Sebastian nods. “Urban areas seem to have been hit hardest. Mexico City, Kolkata, Beijing… there doesn’t seem to be much left of them after the fire storms. And even where people survived those… there are reports of disease. It could just be
the breakdown in sanitation systems now that there isn’t anyone to maintain them, but…”
“It isn’t,” I say. I can remember sitting in my office, watching the archived accounts of the apocalypse. Watching people die. The fire was terrible, but the plagues were wo cagu Serse. I can remember forcing myself to watch because I wanted to tell myself what was at stake. What we had to change.

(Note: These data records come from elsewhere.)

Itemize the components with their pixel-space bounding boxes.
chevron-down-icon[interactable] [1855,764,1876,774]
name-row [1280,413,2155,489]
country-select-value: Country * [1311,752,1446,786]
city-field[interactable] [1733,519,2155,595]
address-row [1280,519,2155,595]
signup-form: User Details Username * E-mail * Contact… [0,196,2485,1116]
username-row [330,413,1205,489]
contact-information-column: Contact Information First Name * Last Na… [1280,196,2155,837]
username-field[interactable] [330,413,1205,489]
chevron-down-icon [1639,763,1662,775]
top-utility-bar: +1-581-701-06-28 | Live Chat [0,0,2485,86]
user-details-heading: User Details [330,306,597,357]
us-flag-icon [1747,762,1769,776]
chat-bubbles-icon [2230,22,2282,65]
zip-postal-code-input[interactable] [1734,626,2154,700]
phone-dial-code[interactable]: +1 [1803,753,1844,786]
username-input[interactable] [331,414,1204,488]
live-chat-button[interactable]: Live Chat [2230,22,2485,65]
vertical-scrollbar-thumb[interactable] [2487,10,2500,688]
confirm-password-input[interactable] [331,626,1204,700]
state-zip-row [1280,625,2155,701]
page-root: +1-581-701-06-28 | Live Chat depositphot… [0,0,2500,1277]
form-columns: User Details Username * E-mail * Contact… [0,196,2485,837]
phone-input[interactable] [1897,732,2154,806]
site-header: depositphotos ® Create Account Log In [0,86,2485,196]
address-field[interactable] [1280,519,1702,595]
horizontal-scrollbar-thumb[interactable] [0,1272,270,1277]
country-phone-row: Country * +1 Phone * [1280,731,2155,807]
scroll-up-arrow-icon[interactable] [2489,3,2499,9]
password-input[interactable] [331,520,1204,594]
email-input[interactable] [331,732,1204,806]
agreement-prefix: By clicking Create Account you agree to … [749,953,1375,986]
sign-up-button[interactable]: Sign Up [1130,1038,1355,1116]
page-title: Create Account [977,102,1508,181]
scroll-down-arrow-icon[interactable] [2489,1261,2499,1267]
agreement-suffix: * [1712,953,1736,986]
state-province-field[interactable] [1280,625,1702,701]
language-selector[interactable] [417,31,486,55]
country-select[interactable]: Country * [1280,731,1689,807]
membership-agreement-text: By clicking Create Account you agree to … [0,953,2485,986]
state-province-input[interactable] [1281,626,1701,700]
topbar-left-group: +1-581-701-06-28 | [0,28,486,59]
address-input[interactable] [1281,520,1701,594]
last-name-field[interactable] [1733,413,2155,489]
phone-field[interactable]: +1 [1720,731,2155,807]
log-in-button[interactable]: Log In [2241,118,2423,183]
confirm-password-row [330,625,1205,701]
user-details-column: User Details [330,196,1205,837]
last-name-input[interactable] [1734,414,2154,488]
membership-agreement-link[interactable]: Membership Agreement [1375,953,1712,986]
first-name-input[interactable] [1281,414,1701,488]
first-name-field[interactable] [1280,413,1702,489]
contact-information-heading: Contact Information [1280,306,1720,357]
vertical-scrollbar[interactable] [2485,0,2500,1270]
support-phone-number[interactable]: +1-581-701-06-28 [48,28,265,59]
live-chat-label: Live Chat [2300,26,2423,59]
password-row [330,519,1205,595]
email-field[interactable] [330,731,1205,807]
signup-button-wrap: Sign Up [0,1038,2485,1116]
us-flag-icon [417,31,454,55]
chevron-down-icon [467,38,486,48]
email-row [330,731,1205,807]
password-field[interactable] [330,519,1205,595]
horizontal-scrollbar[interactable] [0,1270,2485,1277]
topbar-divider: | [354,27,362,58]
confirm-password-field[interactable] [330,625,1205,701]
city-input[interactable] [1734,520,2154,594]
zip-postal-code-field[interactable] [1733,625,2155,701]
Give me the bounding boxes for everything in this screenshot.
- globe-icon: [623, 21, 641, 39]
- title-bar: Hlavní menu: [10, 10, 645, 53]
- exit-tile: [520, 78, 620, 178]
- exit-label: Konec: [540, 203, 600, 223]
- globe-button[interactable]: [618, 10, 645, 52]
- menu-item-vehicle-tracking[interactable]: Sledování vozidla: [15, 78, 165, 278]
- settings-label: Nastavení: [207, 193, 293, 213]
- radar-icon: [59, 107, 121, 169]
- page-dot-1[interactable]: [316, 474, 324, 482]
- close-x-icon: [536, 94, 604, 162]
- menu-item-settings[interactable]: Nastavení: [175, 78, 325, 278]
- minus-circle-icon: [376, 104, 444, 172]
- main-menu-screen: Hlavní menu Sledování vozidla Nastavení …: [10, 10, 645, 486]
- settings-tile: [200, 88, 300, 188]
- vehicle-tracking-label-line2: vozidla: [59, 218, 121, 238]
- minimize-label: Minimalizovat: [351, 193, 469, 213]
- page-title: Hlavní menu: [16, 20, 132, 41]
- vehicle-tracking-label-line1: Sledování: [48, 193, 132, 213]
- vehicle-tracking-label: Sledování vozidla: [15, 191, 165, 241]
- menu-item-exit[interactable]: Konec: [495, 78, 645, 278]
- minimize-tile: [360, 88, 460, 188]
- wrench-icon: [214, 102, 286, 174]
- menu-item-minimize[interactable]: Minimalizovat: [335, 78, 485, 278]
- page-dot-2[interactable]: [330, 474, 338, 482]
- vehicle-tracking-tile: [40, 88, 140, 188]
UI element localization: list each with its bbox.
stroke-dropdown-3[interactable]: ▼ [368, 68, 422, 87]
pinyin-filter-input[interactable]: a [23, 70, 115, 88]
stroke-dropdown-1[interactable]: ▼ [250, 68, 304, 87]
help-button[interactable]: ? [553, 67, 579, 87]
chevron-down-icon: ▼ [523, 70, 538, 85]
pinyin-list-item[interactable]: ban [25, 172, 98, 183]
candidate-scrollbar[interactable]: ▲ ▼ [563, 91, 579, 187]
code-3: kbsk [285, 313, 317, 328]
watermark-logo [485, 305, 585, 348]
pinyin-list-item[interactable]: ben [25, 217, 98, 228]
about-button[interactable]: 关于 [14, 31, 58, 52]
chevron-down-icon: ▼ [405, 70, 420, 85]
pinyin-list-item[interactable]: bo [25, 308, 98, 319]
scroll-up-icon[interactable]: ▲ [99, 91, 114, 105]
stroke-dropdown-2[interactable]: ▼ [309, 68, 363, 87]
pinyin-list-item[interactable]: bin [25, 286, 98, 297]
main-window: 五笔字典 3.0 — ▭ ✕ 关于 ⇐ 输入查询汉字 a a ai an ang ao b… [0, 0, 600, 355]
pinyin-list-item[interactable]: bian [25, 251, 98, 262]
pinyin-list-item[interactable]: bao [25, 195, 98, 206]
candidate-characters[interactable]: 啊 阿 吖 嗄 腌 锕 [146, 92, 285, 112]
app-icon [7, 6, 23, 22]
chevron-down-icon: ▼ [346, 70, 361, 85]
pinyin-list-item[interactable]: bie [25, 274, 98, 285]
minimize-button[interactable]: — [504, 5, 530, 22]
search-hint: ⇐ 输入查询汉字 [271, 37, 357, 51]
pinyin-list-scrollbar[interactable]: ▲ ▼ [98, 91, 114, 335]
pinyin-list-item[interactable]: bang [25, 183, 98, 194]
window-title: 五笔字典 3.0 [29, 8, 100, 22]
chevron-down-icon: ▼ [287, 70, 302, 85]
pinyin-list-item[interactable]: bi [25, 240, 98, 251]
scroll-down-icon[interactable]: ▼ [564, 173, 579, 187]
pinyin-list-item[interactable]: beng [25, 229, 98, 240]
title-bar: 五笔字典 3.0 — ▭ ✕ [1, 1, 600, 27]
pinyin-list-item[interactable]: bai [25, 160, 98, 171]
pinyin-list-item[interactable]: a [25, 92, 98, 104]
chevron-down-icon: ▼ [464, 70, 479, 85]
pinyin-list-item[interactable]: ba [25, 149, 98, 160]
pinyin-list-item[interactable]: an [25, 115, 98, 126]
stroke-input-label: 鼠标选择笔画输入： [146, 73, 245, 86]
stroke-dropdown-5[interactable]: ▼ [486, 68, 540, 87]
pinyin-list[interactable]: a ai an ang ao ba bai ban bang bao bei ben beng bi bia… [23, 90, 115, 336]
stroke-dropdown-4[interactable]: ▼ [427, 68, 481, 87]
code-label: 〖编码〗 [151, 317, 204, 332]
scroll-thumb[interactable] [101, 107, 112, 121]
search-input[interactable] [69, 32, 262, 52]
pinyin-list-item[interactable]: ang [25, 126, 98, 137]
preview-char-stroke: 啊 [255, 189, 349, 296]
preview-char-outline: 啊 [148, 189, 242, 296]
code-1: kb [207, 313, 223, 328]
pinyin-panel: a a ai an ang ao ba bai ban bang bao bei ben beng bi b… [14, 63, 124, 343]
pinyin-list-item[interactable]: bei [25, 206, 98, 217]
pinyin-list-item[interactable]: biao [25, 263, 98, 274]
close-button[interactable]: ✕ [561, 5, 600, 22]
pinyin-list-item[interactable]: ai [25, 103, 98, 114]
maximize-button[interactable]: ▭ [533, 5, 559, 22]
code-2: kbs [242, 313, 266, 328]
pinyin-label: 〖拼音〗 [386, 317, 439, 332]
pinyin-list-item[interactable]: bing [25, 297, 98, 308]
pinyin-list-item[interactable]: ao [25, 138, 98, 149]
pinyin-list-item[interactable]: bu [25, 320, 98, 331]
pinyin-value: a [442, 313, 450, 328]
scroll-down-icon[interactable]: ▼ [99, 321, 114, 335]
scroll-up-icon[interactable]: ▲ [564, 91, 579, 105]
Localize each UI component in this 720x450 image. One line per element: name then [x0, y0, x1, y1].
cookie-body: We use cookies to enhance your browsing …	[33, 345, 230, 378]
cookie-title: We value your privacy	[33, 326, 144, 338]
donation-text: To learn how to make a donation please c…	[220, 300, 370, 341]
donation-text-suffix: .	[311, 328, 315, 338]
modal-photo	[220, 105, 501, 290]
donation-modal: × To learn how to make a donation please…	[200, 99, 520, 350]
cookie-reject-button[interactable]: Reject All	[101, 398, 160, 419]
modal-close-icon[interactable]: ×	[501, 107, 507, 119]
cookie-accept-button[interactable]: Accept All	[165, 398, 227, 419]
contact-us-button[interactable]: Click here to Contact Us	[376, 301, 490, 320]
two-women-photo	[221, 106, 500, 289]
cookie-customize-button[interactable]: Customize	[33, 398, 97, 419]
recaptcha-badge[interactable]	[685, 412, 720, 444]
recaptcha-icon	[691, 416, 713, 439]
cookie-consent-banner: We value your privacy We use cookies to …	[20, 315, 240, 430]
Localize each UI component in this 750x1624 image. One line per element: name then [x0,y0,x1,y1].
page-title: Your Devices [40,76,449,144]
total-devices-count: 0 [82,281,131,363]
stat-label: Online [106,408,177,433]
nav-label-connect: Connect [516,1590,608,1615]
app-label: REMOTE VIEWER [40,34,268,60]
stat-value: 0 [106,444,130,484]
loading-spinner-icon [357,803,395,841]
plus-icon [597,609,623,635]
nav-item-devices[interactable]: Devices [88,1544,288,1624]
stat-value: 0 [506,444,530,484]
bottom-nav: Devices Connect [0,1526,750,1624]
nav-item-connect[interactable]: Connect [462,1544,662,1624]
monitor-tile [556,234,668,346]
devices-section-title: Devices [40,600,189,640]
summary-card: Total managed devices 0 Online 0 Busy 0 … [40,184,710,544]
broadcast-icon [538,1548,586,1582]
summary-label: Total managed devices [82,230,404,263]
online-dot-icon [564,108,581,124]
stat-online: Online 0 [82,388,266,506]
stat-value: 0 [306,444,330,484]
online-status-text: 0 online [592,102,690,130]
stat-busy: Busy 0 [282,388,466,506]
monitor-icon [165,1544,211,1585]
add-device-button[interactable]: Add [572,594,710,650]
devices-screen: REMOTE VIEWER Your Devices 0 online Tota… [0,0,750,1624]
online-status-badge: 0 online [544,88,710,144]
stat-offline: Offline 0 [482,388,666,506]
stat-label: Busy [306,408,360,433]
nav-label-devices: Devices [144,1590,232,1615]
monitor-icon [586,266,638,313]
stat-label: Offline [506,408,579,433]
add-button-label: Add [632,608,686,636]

Yet it’s happening. Everything we tried to do to change things, and it’s still happening. There’s something so helpless about that. Like what we do counts for nothing. Yet I can’t believe that. Not unless I’m willing to abandon my world to its destruction. Not unless I’m willing to stand by while billions of people die from the plague phases of the apocalypse.
“Where’s Johnny?” I ask.
“The kid?”
There isn’t enough time for me to explain, and in any case, explaining would also mean explaining my mission in front of a room full of strangers. Yet right now, in this instant, Johnny seems like the only person who can help. Okay, so he couldn’t cure the Fever, but the advances he made in medical science even on top of what we gained over a thousand years of progress mean that he should be able to deal with this. If anyone can, at least.
“Where is he?” I ask again. “Did we get him back? Is he okay?”
Sebastian shakes his head solemnly.
“He’s not… dead?” I don’t know what we’ll do if Johnny is dead. I can remember snatches of things, ideas about how our medicine works in the future, but I don’t know the detail. I’m not a doctor. I don’t have enough to recreate any of it.
“He’s not dead,” Sebastian says, “but he is hurt. He was on his way to Location Ten, but the helicopter he was on didn’t make it. They had to detour when the solar storm came. They headed this way, thankfully, and we were able to get him inside, but they took some pretty serious hits on the way. I guess as a kid, Johnny wasn’t able to take that as well as some of the others.”